Recuerda que había entonces una complicada matemática de los terrenos del toro y los terrenos del torero que, a su juicio, era perfectamente superflua. Y concluye negando que el toro tenga terrenos, porque no es un ente de razón y, por tanto, ningún registrador de la propiedad podría inscribirlos a su nombre. De modo que reitera “todos los terrenos son del torero, el único ser inteligente que entra en el juego, y que, como es natural, se queda con todo”. Es decir que, carente del uso de razón, a nombre de toro alguno pueden figurar terrenos inscritos en el registro de la propiedad. Otra cosa es que como el toro no comparte, en modo alguno, el contenido del toreo en cuanto tal, las reglas de la tauromaquia hayan de ser forzosamente unilaterales.
Desde el teorema de Belmonte podríamos aproximarnos a la geometría del toreo y formular la ecuación de la curva del toro, que es la que describiría en el ruedo un toro que se arranca por derecho hacia el torero buscando empitonarle. Si buscando el olivo, el diestro emprendiera la carrera en línea recta hacia el burladero, la trayectoria que acabaría describiendo el toro sería un caso particular de las curvas o líneas de persecución, así denominadas por Bouguer con ocasión del problema de la ruta del barco que quiere interceptar a otro. La ecuación de esta curva figura en la Memoire de l’Academie des Sciences de 1732. Sucede que el astado, en cada instante, se dirige hacia el torero, pero como éste va desplazándose en línea recta hacia el burladero, resulta que la suma de las rectitudes infinitesimales en que puede descomponerse la trayectoria del toro progresa en inclinación siempre en el mismo sentido y acaba describiendo una curva. Esos tramos infinitesimales que van declinando a cada instante siempre en la misma dirección dejan impresa en el ruedo la huella de una curva, caracterizada por la propiedad de su tangente de estar siempre dirigida hacia la posición del torero en movimiento uniforme.

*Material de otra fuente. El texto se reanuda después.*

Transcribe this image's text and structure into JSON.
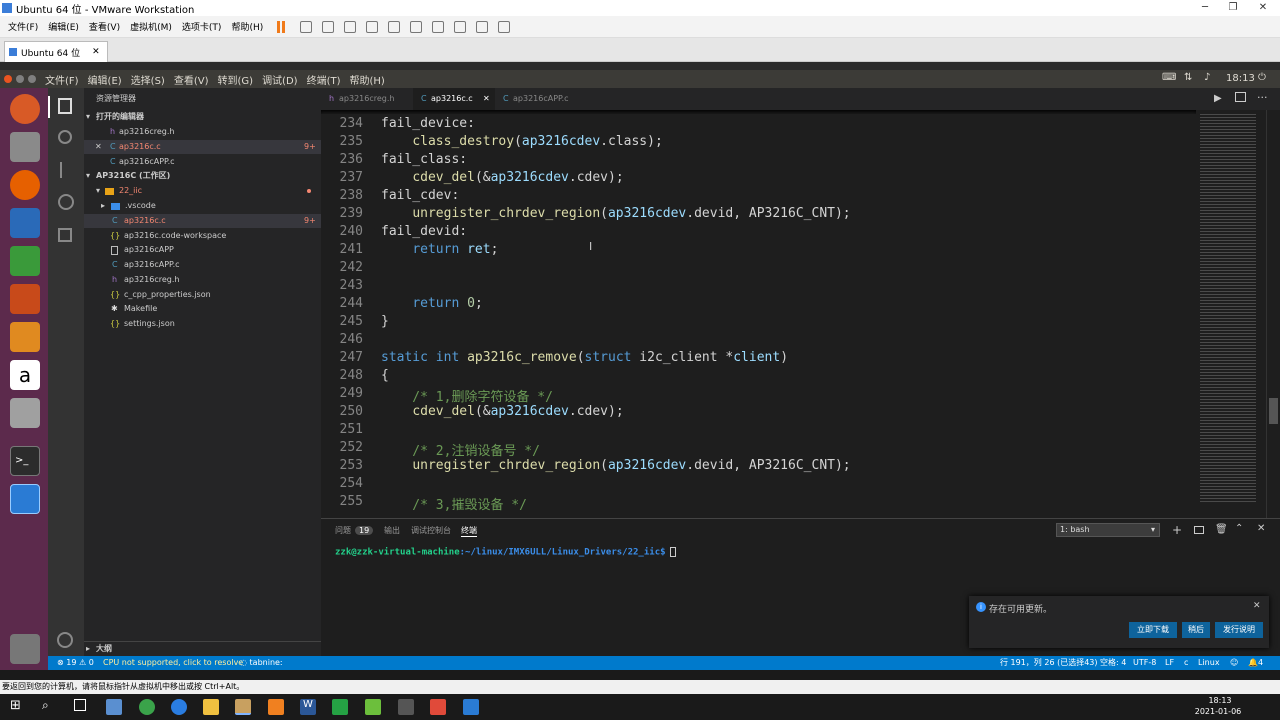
{
  "vm": {
    "title": "Ubuntu 64 位 - VMware Workstation",
    "menu": [
      "文件(F)",
      "编辑(E)",
      "查看(V)",
      "虚拟机(M)",
      "选项卡(T)",
      "帮助(H)"
    ],
    "tab": "Ubuntu 64 位",
    "hint": "要返回到您的计算机，请将鼠标指针从虚拟机中移出或按 Ctrl+Alt。"
  },
  "ubuntu": {
    "menu": [
      "文件(F)",
      "编辑(E)",
      "选择(S)",
      "查看(V)",
      "转到(G)",
      "调试(D)",
      "终端(T)",
      "帮助(H)"
    ],
    "clock": "18:13"
  },
  "sidebar": {
    "header": "资源管理器",
    "open_editors_title": "打开的编辑器",
    "open_editors": [
      {
        "name": "ap3216creg.h",
        "icon": "h"
      },
      {
        "name": "ap3216c.c",
        "icon": "C",
        "badge": "9+"
      },
      {
        "name": "ap3216cAPP.c",
        "icon": "C"
      }
    ],
    "workspace_title": "AP3216C (工作区)",
    "folder": "22_iic",
    "files": [
      {
        "name": ".vscode",
        "icon": "folder"
      },
      {
        "name": "ap3216c.c",
        "icon": "C",
        "badge": "9+"
      },
      {
        "name": "ap3216c.code-workspace",
        "icon": "{}"
      },
      {
        "name": "ap3216cAPP",
        "icon": "file"
      },
      {
        "name": "ap3216cAPP.c",
        "icon": "C"
      },
      {
        "name": "ap3216creg.h",
        "icon": "h"
      },
      {
        "name": "c_cpp_properties.json",
        "icon": "{}"
      },
      {
        "name": "Makefile",
        "icon": "make"
      },
      {
        "name": "settings.json",
        "icon": "{}"
      }
    ],
    "outline": "大纲"
  },
  "tabs": [
    {
      "label": "ap3216creg.h",
      "icon": "h"
    },
    {
      "label": "ap3216c.c",
      "icon": "C",
      "active": true
    },
    {
      "label": "ap3216cAPP.c",
      "icon": "C"
    }
  ],
  "code": [
    {
      "n": "234",
      "t": "fail_device:"
    },
    {
      "n": "235",
      "t": "    class_destroy(ap3216cdev.class);"
    },
    {
      "n": "236",
      "t": "fail_class:"
    },
    {
      "n": "237",
      "t": "    cdev_del(&ap3216cdev.cdev);"
    },
    {
      "n": "238",
      "t": "fail_cdev:"
    },
    {
      "n": "239",
      "t": "    unregister_chrdev_region(ap3216cdev.devid, AP3216C_CNT);"
    },
    {
      "n": "240",
      "t": "fail_devid:"
    },
    {
      "n": "241",
      "t": "    return ret;"
    },
    {
      "n": "242",
      "t": ""
    },
    {
      "n": "243",
      "t": ""
    },
    {
      "n": "244",
      "t": "    return 0;"
    },
    {
      "n": "245",
      "t": "}"
    },
    {
      "n": "246",
      "t": ""
    },
    {
      "n": "247",
      "t": "static int ap3216c_remove(struct i2c_client *client)"
    },
    {
      "n": "248",
      "t": "{"
    },
    {
      "n": "249",
      "t": "    /* 1,删除字符设备 */"
    },
    {
      "n": "250",
      "t": "    cdev_del(&ap3216cdev.cdev);"
    },
    {
      "n": "251",
      "t": ""
    },
    {
      "n": "252",
      "t": "    /* 2,注销设备号 */"
    },
    {
      "n": "253",
      "t": "    unregister_chrdev_region(ap3216cdev.devid, AP3216C_CNT);"
    },
    {
      "n": "254",
      "t": ""
    },
    {
      "n": "255",
      "t": "    /* 3,摧毁设备 */"
    }
  ],
  "panel": {
    "tabs": [
      "问题",
      "输出",
      "调试控制台",
      "终端"
    ],
    "problems_count": "19",
    "terminal_select": "1: bash",
    "prompt_user": "zzk@zzk-virtual-machine",
    "prompt_path": ":~/linux/IMX6ULL/Linux_Drivers/22_iic$"
  },
  "status": {
    "errors": "19",
    "warnings": "0",
    "cpu_msg": "CPU not supported, click to resolve",
    "tabnine": "tabnine:",
    "position": "行 191，列 26 (已选择43)",
    "spaces": "空格: 4",
    "encoding": "UTF-8",
    "eol": "LF",
    "lang": "c",
    "os": "Linux",
    "bell": "4"
  },
  "notification": {
    "message": "存在可用更新。",
    "buttons": [
      "立即下载",
      "稍后",
      "发行说明"
    ]
  },
  "taskbar": {
    "time": "18:13",
    "date": "2021-01-06"
  },
  "colors": {
    "accent": "#007acc",
    "keyword": "#569cd6",
    "function": "#dcdcaa",
    "comment": "#6a9955",
    "variable": "#9cdcfe"
  }
}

“Aceptemos que el arte del toreo incluye momentos de fuga del diestro en dirección al burladero para ponerse a salvo, pero brilla sobre todo en las situaciones contrarias, cuando el diestro se atornilla en el ruedo y cita de lejos al astado que se arranca en línea recta”

Aceptemos que el arte del toreo incluye momentos de fuga como el que acaba de describirse cumplido por el diestro en dirección al burladero para ponerse a salvo, pero brilla sobre todo en las situaciones contrarias, cuando el diestro se atornilla en el ruedo y cita de lejos al astado que se arranca en línea recta. Entonces, todo lo aprendido sobre las curvas de persecución queda inservible y cobran su plena vigencia los principios de la tauromaquia de Pepe Hillo, el primero de los cuales es una adaptación del de la impenetrabilidad de la materia, según el cual es imposible que dos cuerpos ocupen el mismo espacio al mismo tiempo. Pero, además, para que el lance se verifique con valor artístico añadido, es preciso que el matador intervenga en la venida del toro -parar, templar y mandar-, que le cite en debida forma y que le de salida con el engaño, sin necesidad de quitarse de donde está o, si en último extremo debiera hacerlo, proceda evitando descomponer la figura, de manera irreprochable.
La curva del toro es, pues, una prueba más, si hiciera falta, de que el torero es el único ser inteligente que entra en el juego. Por eso, se atiene al principio de que la distancia más corta entre dos puntos -el que corresponde a su posición inicial en el ruedo y aquel donde está situado el burladero- es la línea recta que los une. Por su parte, el toro, incapaz de anticipar el propósito del torero, se demora al describir en su persecución una curva de mayor recorrido y esa desventaja favorece su llegada con retraso al burladero, punto común de destino con el matador. Un toro inteligente hubiera podido acortar su camino yendo derecho al burladero lo que le habría permitido llegar antes que su torero perseguido, cortarle la retirada y dejarle a su merced. Sostiene José Bergamín que siendo una cosa poco o nada razonable el toreo, todo en su disposición y orden, en su finalidad y principio, en su ejecución y ejercicio, es tan aparentemente racional, que puede el torero, si consigue alcanzar la maestría, ejercerlo, ejecutarlo, de manera racionalísima, “con exactitud y seguridad matemáticas”. Antes -en el prólogo a su libro Obra taurina, primorosamente editado por el Consejo Superior de Investigaciones Científicas- había recogido el grito de un espectador que, entusiasmado por la perfecta ejecución geométrica y musical de un par de banderillas, decía: “¡Eso no lo mejora ni Pitágoras!”.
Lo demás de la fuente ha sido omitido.